COUNTDOWN: International Mailers Wait As UPU Vote Nears

If The UPU Does Not Change Terminal Dues, The U.S. Will Withdraw Leaving Mailers Without Access to the Existing Global Postal System

Universal Postal Union Exit Update_MTAC June 19

GENEVA, Switzerland — An Extraordinary Congress of the Universal Postal Union will be held September 24-25 in Geneva following a vote of the membership. The meeting regards the Terminal Dues system and United States demands for change.

American mailers will be holding their breath.

If the UPU Congress does not allow for self-declared inbound rates, the United States says it will withdraw from the UPU on October 17, 2019. This will mean U.S. mailers will no longer be able to rely on the integrated, global pricing structure provided by the UPU.

The Extraordinary Congress will meet and vote on one of three options for terminal dues: 1) To allow member countries to self-declare postal rates; 2) To accelerate rate increases already approved by the UPU; and 3) A convergence option that also adopts self-declared rates as its basis, but with elements aimed at mitigating undue price impacts.

The first option would satisfy the United States’ insistence on being able to set rates for inbound commercial packets — the kind of mail coming from China that is well under domestic postage rates.

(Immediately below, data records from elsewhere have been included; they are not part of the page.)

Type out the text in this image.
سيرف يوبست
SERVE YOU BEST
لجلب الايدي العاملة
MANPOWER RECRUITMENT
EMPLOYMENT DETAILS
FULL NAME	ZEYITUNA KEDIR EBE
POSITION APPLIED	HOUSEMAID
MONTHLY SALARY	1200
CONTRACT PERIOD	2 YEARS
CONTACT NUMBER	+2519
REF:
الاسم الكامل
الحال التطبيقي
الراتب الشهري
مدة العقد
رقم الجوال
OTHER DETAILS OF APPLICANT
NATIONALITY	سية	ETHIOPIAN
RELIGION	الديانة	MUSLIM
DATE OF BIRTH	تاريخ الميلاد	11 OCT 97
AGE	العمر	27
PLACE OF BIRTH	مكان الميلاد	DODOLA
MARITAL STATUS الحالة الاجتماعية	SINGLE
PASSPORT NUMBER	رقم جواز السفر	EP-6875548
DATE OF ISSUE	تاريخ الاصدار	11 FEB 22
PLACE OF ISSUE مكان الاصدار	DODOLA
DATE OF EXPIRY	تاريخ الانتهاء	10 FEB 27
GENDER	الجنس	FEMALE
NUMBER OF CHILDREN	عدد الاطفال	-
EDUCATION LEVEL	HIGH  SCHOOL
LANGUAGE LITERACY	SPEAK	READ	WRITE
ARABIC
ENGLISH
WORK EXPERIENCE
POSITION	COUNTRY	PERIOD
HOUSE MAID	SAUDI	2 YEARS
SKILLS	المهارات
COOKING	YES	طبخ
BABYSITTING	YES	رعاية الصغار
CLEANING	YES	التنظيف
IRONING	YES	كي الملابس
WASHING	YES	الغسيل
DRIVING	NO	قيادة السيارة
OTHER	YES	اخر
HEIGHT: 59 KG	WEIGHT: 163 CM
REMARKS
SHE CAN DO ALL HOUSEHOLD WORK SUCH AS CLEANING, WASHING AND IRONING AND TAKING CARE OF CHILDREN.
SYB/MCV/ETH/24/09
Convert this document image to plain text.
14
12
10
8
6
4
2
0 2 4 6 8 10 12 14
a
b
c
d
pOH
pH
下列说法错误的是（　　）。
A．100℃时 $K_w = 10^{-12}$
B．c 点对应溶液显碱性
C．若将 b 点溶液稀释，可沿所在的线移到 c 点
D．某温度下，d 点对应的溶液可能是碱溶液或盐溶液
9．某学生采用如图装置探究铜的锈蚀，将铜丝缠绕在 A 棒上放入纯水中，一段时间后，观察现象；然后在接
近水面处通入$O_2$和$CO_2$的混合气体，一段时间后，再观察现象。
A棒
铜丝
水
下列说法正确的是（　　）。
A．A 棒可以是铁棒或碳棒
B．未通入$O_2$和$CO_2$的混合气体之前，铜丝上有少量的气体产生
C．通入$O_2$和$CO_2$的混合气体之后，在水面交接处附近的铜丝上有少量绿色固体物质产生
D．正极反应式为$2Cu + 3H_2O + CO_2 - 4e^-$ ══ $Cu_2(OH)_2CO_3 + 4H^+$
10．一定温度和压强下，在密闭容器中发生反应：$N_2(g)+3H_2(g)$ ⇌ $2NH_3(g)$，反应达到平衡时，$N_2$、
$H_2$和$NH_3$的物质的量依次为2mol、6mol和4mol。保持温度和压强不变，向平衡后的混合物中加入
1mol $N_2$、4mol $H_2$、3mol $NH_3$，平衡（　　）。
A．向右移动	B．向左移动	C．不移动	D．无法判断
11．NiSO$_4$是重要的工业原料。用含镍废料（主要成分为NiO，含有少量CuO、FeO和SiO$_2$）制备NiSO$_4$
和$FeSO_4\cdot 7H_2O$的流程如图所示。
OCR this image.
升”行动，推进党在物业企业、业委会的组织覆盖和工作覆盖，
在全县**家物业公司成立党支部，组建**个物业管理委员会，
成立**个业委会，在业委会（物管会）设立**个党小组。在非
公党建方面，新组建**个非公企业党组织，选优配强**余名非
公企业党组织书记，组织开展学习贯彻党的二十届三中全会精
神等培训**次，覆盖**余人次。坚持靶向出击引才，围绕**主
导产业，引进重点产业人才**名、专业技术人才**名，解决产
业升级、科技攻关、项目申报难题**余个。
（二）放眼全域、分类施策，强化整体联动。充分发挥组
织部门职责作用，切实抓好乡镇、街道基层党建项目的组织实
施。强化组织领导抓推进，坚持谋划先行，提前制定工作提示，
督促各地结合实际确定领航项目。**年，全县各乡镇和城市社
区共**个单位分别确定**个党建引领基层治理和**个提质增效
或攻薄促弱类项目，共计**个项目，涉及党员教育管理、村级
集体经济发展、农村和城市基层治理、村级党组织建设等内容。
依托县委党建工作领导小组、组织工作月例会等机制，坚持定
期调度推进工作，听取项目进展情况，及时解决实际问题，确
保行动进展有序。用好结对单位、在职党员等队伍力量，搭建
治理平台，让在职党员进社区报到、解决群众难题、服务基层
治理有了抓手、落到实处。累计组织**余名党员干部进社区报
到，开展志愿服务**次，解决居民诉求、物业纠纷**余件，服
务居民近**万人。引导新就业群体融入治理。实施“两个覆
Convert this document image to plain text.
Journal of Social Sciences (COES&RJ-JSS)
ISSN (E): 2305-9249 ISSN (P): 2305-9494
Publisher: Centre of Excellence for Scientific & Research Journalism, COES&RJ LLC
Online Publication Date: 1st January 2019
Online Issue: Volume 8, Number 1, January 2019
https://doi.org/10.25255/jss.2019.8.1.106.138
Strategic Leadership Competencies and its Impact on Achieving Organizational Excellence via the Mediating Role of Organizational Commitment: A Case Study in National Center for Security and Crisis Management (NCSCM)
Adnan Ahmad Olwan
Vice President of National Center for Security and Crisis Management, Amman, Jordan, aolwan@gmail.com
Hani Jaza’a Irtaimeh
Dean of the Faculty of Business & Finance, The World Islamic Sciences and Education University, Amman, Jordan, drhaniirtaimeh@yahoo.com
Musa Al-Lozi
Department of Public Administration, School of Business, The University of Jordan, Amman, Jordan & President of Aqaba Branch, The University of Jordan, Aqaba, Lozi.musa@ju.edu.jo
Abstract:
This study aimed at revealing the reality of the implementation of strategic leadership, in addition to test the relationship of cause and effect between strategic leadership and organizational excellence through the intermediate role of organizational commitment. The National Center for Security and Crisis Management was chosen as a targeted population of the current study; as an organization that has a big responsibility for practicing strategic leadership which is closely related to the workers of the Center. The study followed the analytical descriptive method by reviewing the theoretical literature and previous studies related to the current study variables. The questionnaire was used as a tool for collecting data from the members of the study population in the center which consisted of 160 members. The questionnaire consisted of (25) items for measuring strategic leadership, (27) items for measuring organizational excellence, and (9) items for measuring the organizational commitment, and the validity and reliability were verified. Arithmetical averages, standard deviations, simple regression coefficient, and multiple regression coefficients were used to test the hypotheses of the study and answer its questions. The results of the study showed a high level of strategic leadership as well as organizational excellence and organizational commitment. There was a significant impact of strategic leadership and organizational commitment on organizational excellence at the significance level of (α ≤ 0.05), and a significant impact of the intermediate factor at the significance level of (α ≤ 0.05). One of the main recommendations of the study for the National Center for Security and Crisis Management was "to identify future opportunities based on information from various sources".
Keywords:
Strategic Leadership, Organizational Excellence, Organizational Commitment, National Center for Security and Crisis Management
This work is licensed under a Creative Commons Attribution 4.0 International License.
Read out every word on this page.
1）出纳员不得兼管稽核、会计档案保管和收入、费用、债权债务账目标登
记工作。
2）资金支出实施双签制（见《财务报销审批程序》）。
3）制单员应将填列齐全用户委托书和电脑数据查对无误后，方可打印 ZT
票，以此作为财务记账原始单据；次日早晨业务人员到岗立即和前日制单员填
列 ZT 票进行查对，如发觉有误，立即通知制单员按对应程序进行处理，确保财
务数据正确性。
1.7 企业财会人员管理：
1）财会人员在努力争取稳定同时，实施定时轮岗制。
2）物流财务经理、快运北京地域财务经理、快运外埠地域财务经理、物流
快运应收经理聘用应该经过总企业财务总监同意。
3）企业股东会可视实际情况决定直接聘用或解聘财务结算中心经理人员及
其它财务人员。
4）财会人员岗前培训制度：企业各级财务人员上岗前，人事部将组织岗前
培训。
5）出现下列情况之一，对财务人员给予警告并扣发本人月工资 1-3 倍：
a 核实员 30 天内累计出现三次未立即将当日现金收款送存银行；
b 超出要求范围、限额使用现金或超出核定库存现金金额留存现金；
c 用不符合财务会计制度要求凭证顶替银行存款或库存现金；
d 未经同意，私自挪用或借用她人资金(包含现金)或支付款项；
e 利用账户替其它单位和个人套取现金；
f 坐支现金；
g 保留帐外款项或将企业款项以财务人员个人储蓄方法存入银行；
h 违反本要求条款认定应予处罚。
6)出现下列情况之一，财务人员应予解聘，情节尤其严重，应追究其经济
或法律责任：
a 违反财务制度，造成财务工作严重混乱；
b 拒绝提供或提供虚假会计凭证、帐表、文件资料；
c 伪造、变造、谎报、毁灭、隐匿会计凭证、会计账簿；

The third option could be enough, depending on the details.

How the member countries vote is a matter of fevered speculation. Some nations take umbrage at the United States’ ultimatum to an international body that has always worked by consensus.

One international observer is pessimistic that the UPU will allow self-declared rates, saying the odds are 70% of U.S. withdrawl and 30% for it staying.

The recent past supports such pessimism. The US came away empty-handed on the issue at the most recent Congress in Addis Ababa in September 2018. The US, with the support of Brazil, Chile and Argentina, sought to move commercial packets into a parcel service that would not fall under the terminal dues system. The effort failed.

So what happens if the United States withdraws from the UPU?

The USPS told mailers in June that it has a plan.

“USPS is committed to serving its international customers, and is actively working on solutions to minimize disruptions in the event the US withdraws from the UPU,” said Giselle Valera, USPS Executive Director of Continuity of Global Operations in her report.

The report (click here) states:

  • Solutions Outside of UPU

USPS intends to keep our major international products and services for export; USPS anticipates some changes to geographic coverage may result from exiting.

  • Pricing

Rate changes are likely to follow the current, normal, annual cycle schedule that our customers expect, unless costs increase significantly.

  • Postal and Commercial Partnerships

USPS is seeking to establish agreements with foreign posts to continue exchanging mail if the US exits; USPS also intends to use commercial logistics partners for delivery abroad.